Envoy Pro SX — next generation portable storage from OWC
At a glance
For: | Fast, rugged, portable. |
---|---|
Against: | SSD storage is more expensive than a disc. This is more noticeable with greater storage capacities. |
Maybe: | Heavier than disc-based portable drives. |
Verdict: | This is the future of portable storage. |
Rating: | 5 out of 5 |
Price: | Around NZ$530 for the 480GB model tested here. |
Web: | OWC |
Cloud storage is great. Fast, efficient fibre or mobile broadband can make it feel as if your data is close to hand even when it is miles away. It isn’t expensive or difficult to use.
Yet there can be times you’re not connected. You may have data that you don’t want to store online. Or you might want an emergency belt-and-braces back-up in case their is a cloud apocalypse.
That’s why external drives remain popular. You have no end of choice when it comes to external storage. From USB memory sticks to shared network drives, the market has every niche and price point covered.
Premium external storage
OWC’s Envoy Pro SX is premium personal back-up. It can be worth paying extra if you spend a lot of time working with large media files – say you work in video, design, photography or audio production.
At the heart of the Envoy Pro SX is a solid state drive or SSD. This has two advantages when compared to disc-based drives.
First, it is fast. The drive has a Thunderbolt 3 interface and comes supplied with a Thunderbolt 3 cable. It reads and writes data faster than any hard drive and faster than any drive connected with a more conventional interface.
Models, pricing
OWC sent a 480GB drive. There are 240GB, 1Tb and 2TB versions.
At the time of writing no New Zealand store was selling the drives.
A US-based online store has them at US$200 for the 240GB model, US$250 for the 480GB drive, US$350 for the 1TB and US$530 for the 2TB model. You’d need to pay a delivery charge on top of these prices. The price in the At a glance table above is from a US-based seller offering NZ dollar prices.
Experience says if these products go on sale here, local prices in NZ dollars including GST will be roughly twice the US dollar price. Expect to pay between NZ$400 and $1000 depending on the amount of storage.
The drives don’t look special. They are roughly the same size as small external disc drives and weigh about 20 percent more. It gets warmer than the disc drives, but this is not a problem.
The SSD drive has a rugged case with protective rubber. It can take more punishment than a portable external disc drive.
Testing
You’ll need a Thunderbolt port on your PC or Mac to get the best speed. Connecting the Envoy Pro SX is as easy as inserting a USB thumb-drive.
OWC includes software to format the drive. Connecting to a 2019 iMac and formatting the drive took no more than five minutes from opening the box.
The drive maker’s documentation says the OWC Envoy Pro SX can transfer data at up to 2711Mbps. The words ‘up to’ can a lot of work in manufacturers’ claims, what about here?
Transfer tests
First test was to copy the 102Gb Music folder from the Mac hard drive to the Envoy Pro SX. That took 91 seconds.
That’s around 1200Mbps.
The number here is deliberately kept loose. There’s a sizable margin of errors when using a stopwatch to measure transfer speeds. It’s not going to help you any more to know if the speed was 1249.5Mbps.

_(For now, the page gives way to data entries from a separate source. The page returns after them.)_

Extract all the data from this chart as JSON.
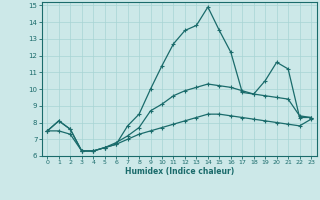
{
  "xlabel": "Humidex (Indice chaleur)",
  "xlim": [
    -0.5,
    23.5
  ],
  "ylim": [
    6,
    15.2
  ],
  "xticks": [
    0,
    1,
    2,
    3,
    4,
    5,
    6,
    7,
    8,
    9,
    10,
    11,
    12,
    13,
    14,
    15,
    16,
    17,
    18,
    19,
    20,
    21,
    22,
    23
  ],
  "yticks": [
    6,
    7,
    8,
    9,
    10,
    11,
    12,
    13,
    14,
    15
  ],
  "bg_color": "#cce8e8",
  "line_color": "#1a6b6b",
  "line_width": 0.9,
  "marker": "P",
  "marker_size": 2.5,
  "series": [
    [
      7.5,
      8.1,
      7.6,
      6.3,
      6.3,
      6.5,
      6.7,
      7.8,
      8.5,
      10.0,
      11.4,
      12.7,
      13.5,
      13.8,
      14.9,
      13.5,
      12.2,
      9.8,
      9.7,
      10.5,
      11.6,
      11.2,
      8.3,
      8.3
    ],
    [
      7.5,
      8.1,
      7.6,
      6.3,
      6.3,
      6.5,
      6.8,
      7.2,
      7.7,
      8.7,
      9.1,
      9.6,
      9.9,
      10.1,
      10.3,
      10.2,
      10.1,
      9.9,
      9.7,
      9.6,
      9.5,
      9.4,
      8.4,
      8.3
    ],
    [
      7.5,
      7.5,
      7.3,
      6.3,
      6.3,
      6.5,
      6.7,
      7.0,
      7.3,
      7.5,
      7.7,
      7.9,
      8.1,
      8.3,
      8.5,
      8.5,
      8.4,
      8.3,
      8.2,
      8.1,
      8.0,
      7.9,
      7.8,
      8.2
    ]
  ]
}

Each measurement was made three times to check there wasn’t a rogue reading.
The test speed is less than half the 2711Mbps OWC promises in its specifications. Yet there were 20,000 individual files in the folder. That can slow things down.
Moving pictures
A single 1.2GB movie file copied in less than a second. The largest single file to hand was a 7.7GB application that took a shade under 5 seconds to transfer. That’s about 1600Mbps.
To understand this in context, an ordinary seagate external drive on a USB connection transfers data on the test computer at less than a quarter of that speed.
Which means the Envoy Pro SX is as fast as external storage can be.
Backing up
While using Acronis True Image back-up, the app reported the data transfer rate rising to around 2400Mbps, but would fall back.
A full 420GB hard drive back up took around 20 minutes. The same back-up took over 90 minutes on a disc based back-up drive.
Wiping both drives clean and doing a first Apple Time Machine back up got similar results.
Envoy Pro SX – verdict
You’ll struggle to find faster external storage. It’s rugged, portable and reliable.
If you work in media production, the extra cost will pay off immediately in reduced wait times.
Otherwise, it can be an indulgence when compared with disc-based drives. Yet once you’ve tried an SSD external back-up, you won’t want to do things the old way.